UK Government publish HFSS guidance
Despite hopes that HFSS legislation might be delayed, the Government is forging ahead with its restrictions by publishing further guidance on the planned new laws that will come into effect from 1st October 2022. It is all part of the Government’s desire to reduce obesity levels by encouraging shoppers to switch to healthier options instead.
The new regulations will outlaw the placement of HFSS (high Fat, Sugar, or Sodium) products at, or within two meters of, store entrances, aisle ends, checkouts and their online equivalents. In addition, there will be a ban on retailers offering deep cut price promotions such as ‘three for two’ or ‘buy one get one free.’
The Department of Health’s latest guidance explains how the new promotion and placement requirements will work for the businesses implementing them and the authorities enforcing them. The extent of clarification is quite broad and includes;
- All retailers selling food and drink are in scope – the new rules are not limited to supermarkets and can include garden centres, DIY stores, pharmacies and even hospital shops.
- However, the rules only apply to stores with more than 50 employees, and/or stores with more 2,000 sq. ft of selling space. The space taken up by a concession, e.g., a post office or a coffee bar, do not count towards the floor area.
- Composite or ‘ready’ meals are in scope even if their individual components might not be. So, sausages are out of scope, but a sausages and mash ready meal would be in scope.
- Hampers or prepacked food selections are only in scope if one of the items is a specified food that is in scope e.g. jam and scones or a curry and rice ready meal.
- Care is required if offering incentives buying more products e.g., buy three and get 1,000 loyalty points would be considered over incentivising, in comparison to the same points being offered for just one item or, safer still, only on non-HFSS products.
- Whilst multipacks are not in-scope, offering deep cut price promotions on multipacks themselves is restricted e.g., ‘buy two multipacks for the price of one.’
- Retailers still have until October 2023 to sell off existing stock with restricted volume promotions if the packaging cannot be removed.

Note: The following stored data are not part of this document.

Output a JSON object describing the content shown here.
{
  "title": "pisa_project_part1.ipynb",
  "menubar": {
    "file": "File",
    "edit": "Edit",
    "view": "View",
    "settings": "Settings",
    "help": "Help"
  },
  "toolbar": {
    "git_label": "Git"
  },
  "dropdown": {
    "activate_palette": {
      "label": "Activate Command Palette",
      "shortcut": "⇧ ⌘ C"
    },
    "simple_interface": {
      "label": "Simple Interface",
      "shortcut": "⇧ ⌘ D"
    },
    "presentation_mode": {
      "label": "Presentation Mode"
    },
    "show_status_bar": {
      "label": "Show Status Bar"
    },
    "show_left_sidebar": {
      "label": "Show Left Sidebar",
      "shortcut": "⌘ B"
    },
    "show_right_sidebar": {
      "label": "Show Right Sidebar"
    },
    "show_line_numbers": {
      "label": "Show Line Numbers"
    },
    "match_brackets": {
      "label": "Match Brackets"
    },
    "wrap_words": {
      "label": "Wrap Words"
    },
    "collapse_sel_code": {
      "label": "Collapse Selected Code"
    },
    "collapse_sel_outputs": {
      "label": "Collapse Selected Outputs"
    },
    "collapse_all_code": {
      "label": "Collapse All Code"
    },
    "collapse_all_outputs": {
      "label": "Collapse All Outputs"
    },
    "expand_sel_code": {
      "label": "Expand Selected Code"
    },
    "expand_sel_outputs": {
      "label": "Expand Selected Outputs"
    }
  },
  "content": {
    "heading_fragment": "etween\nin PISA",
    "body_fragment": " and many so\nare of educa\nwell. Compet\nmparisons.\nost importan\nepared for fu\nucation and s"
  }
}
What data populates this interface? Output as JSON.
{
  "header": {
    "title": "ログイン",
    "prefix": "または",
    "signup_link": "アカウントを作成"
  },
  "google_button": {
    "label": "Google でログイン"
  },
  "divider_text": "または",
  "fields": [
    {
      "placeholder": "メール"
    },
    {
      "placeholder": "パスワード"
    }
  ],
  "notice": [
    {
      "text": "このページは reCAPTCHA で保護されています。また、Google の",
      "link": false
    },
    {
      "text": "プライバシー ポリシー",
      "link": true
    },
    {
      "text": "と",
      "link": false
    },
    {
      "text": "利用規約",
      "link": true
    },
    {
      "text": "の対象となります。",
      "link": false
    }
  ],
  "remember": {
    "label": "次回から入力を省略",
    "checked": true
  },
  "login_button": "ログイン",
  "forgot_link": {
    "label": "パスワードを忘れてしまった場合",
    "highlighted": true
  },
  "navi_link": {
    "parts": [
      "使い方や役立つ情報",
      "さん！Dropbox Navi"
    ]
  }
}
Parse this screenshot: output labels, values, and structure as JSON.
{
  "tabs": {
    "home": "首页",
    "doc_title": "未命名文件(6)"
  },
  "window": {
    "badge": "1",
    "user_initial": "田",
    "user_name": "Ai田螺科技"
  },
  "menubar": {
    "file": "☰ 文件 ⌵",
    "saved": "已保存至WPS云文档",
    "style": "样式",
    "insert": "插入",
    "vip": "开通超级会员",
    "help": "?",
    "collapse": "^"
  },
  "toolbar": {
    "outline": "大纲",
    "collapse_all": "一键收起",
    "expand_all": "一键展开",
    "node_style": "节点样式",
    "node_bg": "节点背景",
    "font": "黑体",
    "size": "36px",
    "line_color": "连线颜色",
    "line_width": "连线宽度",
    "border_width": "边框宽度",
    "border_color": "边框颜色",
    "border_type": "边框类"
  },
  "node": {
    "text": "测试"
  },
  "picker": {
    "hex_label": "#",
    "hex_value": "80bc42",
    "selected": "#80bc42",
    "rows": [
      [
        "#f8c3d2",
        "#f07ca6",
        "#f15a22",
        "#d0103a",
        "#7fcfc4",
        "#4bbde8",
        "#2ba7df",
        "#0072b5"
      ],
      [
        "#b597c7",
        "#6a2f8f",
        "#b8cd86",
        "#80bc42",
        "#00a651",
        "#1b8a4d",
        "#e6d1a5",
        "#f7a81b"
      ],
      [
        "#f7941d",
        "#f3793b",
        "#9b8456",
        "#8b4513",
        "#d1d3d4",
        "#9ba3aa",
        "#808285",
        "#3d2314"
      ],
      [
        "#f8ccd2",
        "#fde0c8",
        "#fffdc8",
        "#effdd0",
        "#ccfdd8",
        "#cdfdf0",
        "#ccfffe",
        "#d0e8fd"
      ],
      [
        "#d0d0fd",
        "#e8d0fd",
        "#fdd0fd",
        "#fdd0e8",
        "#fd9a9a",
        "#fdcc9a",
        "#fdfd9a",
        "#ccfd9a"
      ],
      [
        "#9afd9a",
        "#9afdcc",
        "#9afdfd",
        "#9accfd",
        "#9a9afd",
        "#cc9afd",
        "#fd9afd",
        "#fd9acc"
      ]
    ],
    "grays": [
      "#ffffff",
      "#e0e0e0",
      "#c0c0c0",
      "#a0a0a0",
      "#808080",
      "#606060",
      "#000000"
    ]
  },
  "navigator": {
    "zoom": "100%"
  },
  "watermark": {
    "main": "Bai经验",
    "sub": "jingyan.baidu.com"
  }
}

- The rules only apply to stores with more 2,000 sq. ft of selling space, The space taken up by a concession, e.g., a post office or a Coffee bar, do not count towards the floor area
- Displays such as dump bins, alcoves and off-fixture displays are out of scope of the restrictions on promotions unless they display specified food and are within 50cm of an aisle end display
- If a store has multiple entrances, the store entrance calculation must be applied to every entrance to the main shopping area
- For those selling online, a home page can feature banners with restricted food if it is simply signposting to a taxonomy page, one that hosts that particular type of product, e.g., confectionary.
- The rules apply to businesses with more than fifty employees – that that number is based on all employees, regardless of their location. So those in the Republic of Ireland would still count.
- Although vending machines operated by a different business are not subject to location restrictions, retailers are encouraged not to put vending machines selling HFSS products in restricted areas of their stores.
The guidance confirms that enforcement will be the responsibility of local authority Food Officers. The officers will be tasked with checking:
- If stores are part of a business with more than fifty employees
- Whether the relevant floor area of the store is less than 2,000sq ft
- If there are products that are part of the food in scope categories in a restricted volume price or location promotion in-store
- If there are products in these categories on volume price or location promotions, how you have ensured that these are not HFSS or ‘less healthy’ as defined by the guidance.
The guidance encourages the enforcement officers to be pragmatic and focus on supporting compliance (by issuing improvement notices) rather than penalising non-compliance (by fines). However, retailers who fail to comply with such notices can receive a fixed penalty of £2,500.
It has been recently reported that local authorities have had few or no businesses seeking advice about HFSS legislation. Waiting until the last minute is not a smart move and retailers need to start planning and preparing now. The new guidance provides some answers to lingering questions, however there is still much room for interpretation which will be left up to the enforcement officers.